To explore whether other factors contributed to the associations, we repeated the analyses by self-reported ethnicity, sex, self-reporting of first-cousin parents, and age (Supplementary Tables 5 and 6). Heterogeneity in effect sizes was statistically significant by ethnicity for educational attainment (P = 2.0 × 10⁻⁵), number of children (P = 6.4 × 10⁻⁸) and HDL-C (P = 3.4 × 10⁻⁴), whereas no heterogeneity was observed for the other traits, suggesting that correlates of ethnicity do not confound the remaining associations (Extended Data Fig. 6). No significant differences in associations were observed between male and female participants after multiple-testing correction (Extended Data Fig. 7).

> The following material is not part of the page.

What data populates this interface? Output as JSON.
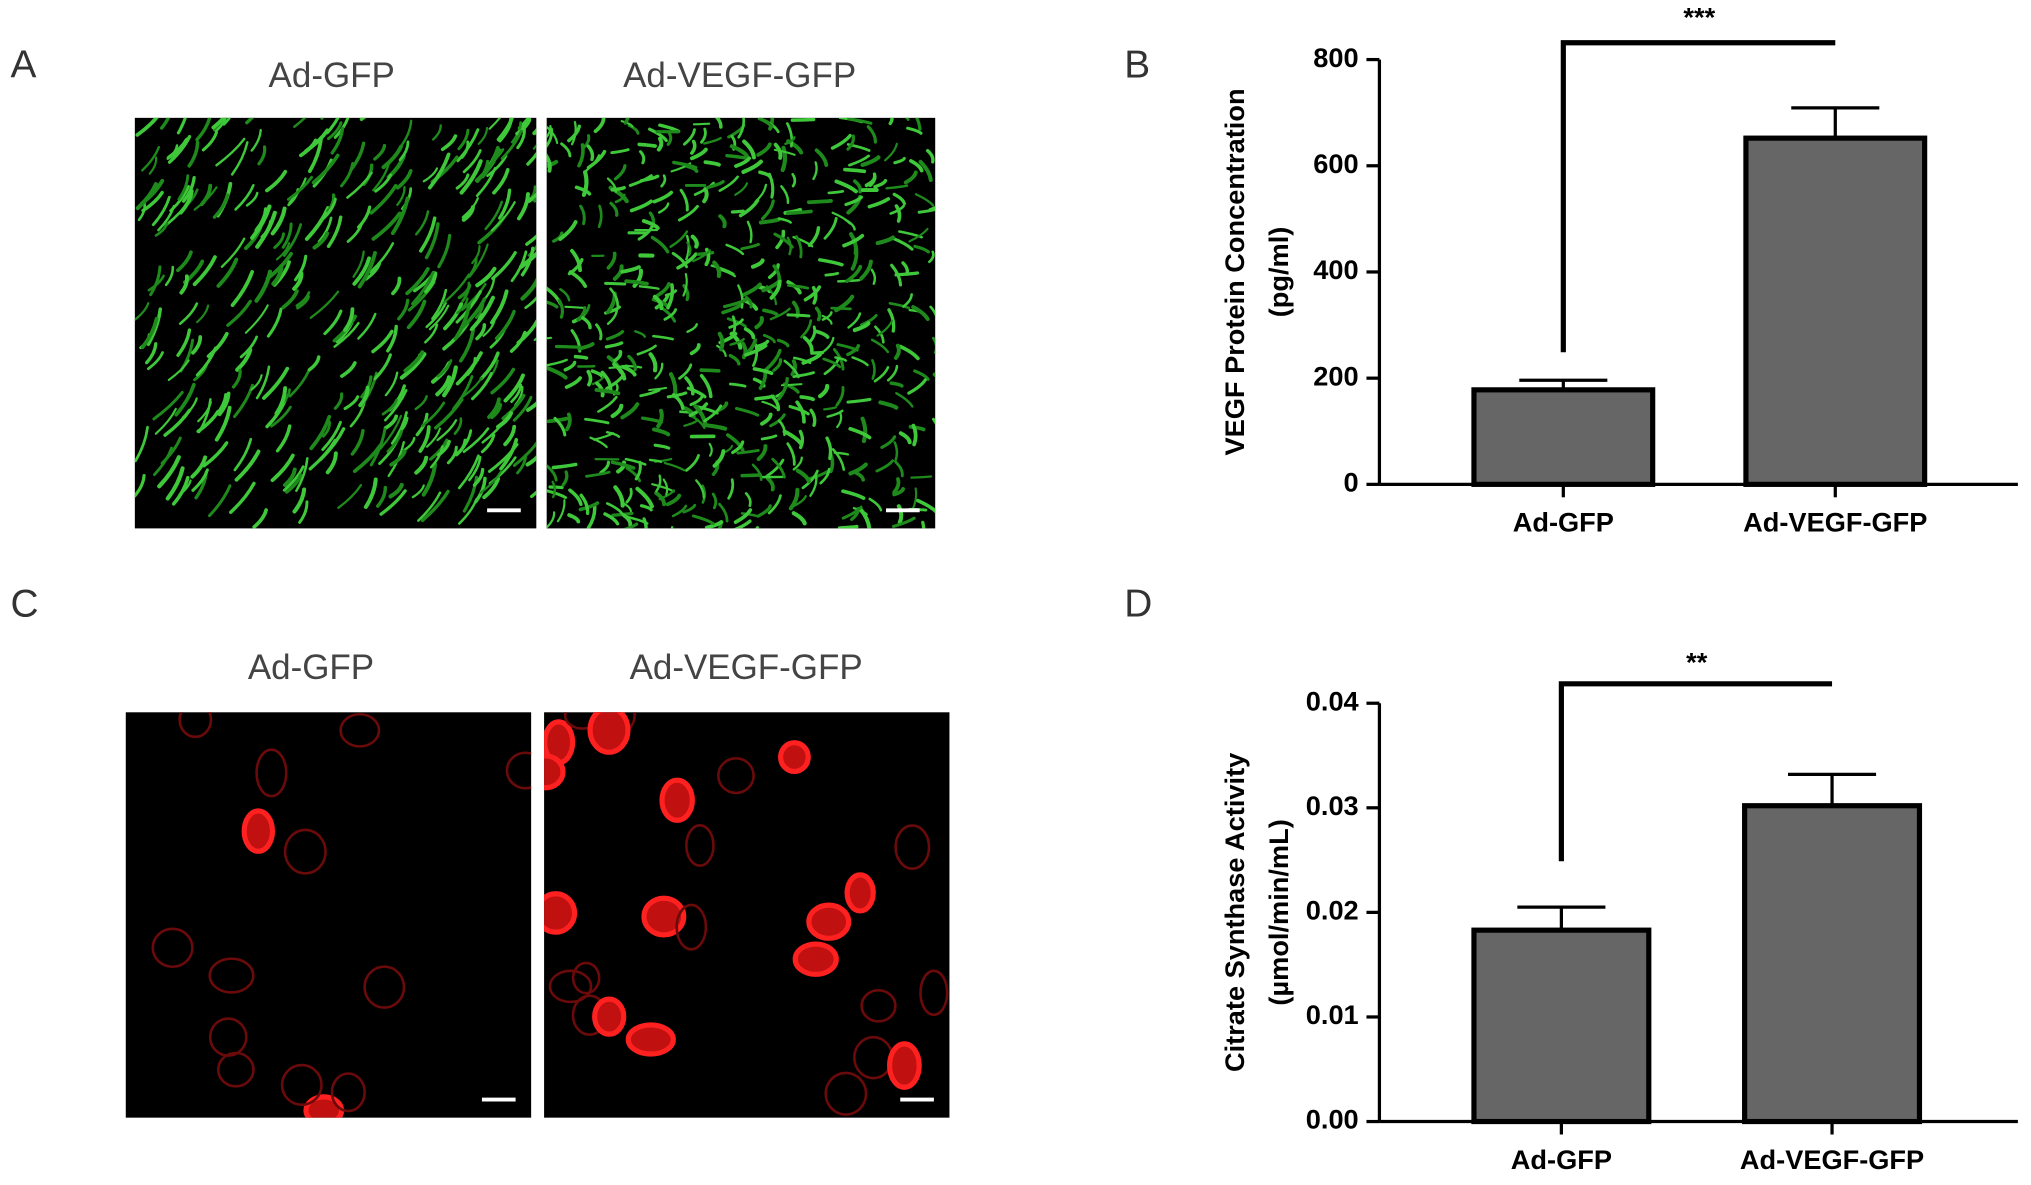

Subsetting to individuals with high autozygosity who self-reported to have first-cousin parents³² eliminated the association between autozygosity and educational attainment, suggesting that educational status is confounded by social or economic factors (Extended Data Fig. 8). However, the other associations were unchanged, suggesting that the observed effects are not driven by these socioeconomic confounders. We cannot exclude the possibility that other unmeasured socioeconomic confounders contribute to the observed associations. To test for age dependence, we binned across ages (Extended Data Fig. 9) and observed significant heterogeneity for educational attainment (P = 3.4 × 10⁻⁸), number of children (P = 3.2 × 10⁻⁵), having had children (P = 6.2 × 10⁻⁶), diabetes (P = 9.0 × 10⁻⁶) and hypertension (P = 1.9 × 10⁻⁸). For example, F_ROH was associated with increased risk of diabetes (OR = 1.16, P = 9.09 × 10⁻³) and hypertension (OR = 1.18, P = 1.02 × 10⁻³) in individuals below 30 years of age and decreased risk of diabetes (OR = 0.94, P = 1.47 × 10⁻⁴) and hypertension (OR = 0.90, P = 1.54 × 10⁻¹⁰) in individuals aged 60–69 years, the largest age group in the PGR (Extended Data Fig. 9 and Supplementary Table 6).

homLoF variants

Across all sequenced PGR participants, 6,476 genes were predicted to exhibit homLoF in at least one participant (Fig. 3a and Supplementary Table 7), which represents one-third of all protein-coding genes. Of these 6,476 genes, 3,323 (51%) were uniquely homLoF in PGR relative to 761,616 non-South Asian individuals in gnomAD; 2,298 (35%) were uniquely homLoF in PGR relative to all 807,162 individuals in gnomAD (Fig. 3b and Supplementary Table 8). There were 7,954 genes with homLoF variants in PGR and gnomAD combined (Supplementary Table 8).